MESA, AZ — A business logo is an essential part of a brand's identity. It’s often the first thing a customer sees. Sometimes it even impacts the product's future.
“The idea is when you rub the lotion bar in your hands, your body heat will warm it up so you can apply it as lotion instead of using a plastic container you’ll have to throw away by the end,” said Alexis Kelley, now a freshman at Red Mountain High School.
While working on her own idea for a more eco-friendly lotion, the 14-year-old was looking for her own logo. But what would customers respond to?
“I titled my project the Logic in Logos, because I kind of thought that summed up everything and it’s kind of catchy,” said Alexis, pulling out a large cardboard display you’d recall from a school science fair.
The project would be anchored by a series of science competitions. First at the state fair than on to a national competition with scholarship money on the line.
“For Swift Sneakers, I have this one, you can see it’s descriptive, it’s warm-colored and it’s round,” said Alexis showing ABC15 a logo she designed.
Alexis came up with a variety of fake companies, designing their "would be" logos in distinctive ways.

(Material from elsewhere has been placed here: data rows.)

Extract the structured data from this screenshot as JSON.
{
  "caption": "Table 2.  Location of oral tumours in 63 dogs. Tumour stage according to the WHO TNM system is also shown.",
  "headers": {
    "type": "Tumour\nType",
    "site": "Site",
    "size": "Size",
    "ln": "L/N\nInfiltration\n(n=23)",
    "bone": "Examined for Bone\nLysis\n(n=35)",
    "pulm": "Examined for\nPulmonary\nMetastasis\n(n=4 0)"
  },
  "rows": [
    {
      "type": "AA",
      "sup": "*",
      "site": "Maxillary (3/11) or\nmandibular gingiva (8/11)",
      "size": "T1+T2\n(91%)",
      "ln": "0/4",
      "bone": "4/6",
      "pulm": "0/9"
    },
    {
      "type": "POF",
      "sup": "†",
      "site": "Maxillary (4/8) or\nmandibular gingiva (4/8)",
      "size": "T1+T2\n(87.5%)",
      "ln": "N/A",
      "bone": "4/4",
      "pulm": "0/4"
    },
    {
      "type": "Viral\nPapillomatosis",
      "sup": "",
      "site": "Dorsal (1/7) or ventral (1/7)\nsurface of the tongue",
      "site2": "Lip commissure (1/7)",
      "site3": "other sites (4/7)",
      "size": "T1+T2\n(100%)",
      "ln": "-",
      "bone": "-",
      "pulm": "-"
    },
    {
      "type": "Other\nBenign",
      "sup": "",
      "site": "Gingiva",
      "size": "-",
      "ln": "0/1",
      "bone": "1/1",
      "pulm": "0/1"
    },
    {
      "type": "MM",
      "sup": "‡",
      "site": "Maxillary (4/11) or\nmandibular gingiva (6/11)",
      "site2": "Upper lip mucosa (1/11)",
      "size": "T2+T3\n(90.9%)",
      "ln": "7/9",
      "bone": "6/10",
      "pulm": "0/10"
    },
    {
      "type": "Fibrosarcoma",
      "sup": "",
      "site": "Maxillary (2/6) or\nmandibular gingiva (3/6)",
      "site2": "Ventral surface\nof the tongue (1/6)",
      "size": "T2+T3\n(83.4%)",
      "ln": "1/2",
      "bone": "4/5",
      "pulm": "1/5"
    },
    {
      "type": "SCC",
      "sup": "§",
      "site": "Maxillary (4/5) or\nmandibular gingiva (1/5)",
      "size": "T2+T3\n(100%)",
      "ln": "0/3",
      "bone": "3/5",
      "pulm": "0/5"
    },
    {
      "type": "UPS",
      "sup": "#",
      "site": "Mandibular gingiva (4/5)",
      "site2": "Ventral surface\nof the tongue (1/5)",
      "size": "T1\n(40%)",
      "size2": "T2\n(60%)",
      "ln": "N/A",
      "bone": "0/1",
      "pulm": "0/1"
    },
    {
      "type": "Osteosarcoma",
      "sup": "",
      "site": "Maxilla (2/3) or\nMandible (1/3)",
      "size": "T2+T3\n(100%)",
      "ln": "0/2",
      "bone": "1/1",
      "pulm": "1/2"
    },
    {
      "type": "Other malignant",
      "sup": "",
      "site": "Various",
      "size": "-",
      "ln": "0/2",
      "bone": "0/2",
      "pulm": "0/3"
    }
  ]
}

The parameters included round vs angular, warm colors vs cool, descriptive, and non-descriptive.
“I had one brand that was Waves Water Bottles and if it was warm colors, people were turned off by it because warm colors like red and yellow aren’t associated with water,” said Alexis regarding one of her many findings.
Each logo was looked over by 50 people and rated along the way. Participants described why they liked or disliked them and gave them a corresponding number ranking.
“We had females, males, different races, different ethnicities,” said Allen Kelley Jr., Alexis’ dad.
Alexis’ parents, needless to say, were blown away by their daughter’s analytical mind at such an early age.
“Alexis was the kind of girl that when she was in the third grade, she was on the playground teaching math to the other kids, that’s who she is,” said Allen with a laugh.
“I found that logos that use descriptive designs, it has the image or the words that describe the product do the best,” said Alexis.
The project and its findings caught the eye of judges, too. She won first place at the state fair and has now been declared a top 300 Broadcom Masters young scientist in a national competition. One that could end with a $25,000 scholarship.
“I am excited but I’m also nervous,” said Alexis.
The competition is being whittled down to 30 finalists later this month. While winning is no guarantee, her drive to change the world while continuing to inspire along the way is a foregone conclusion.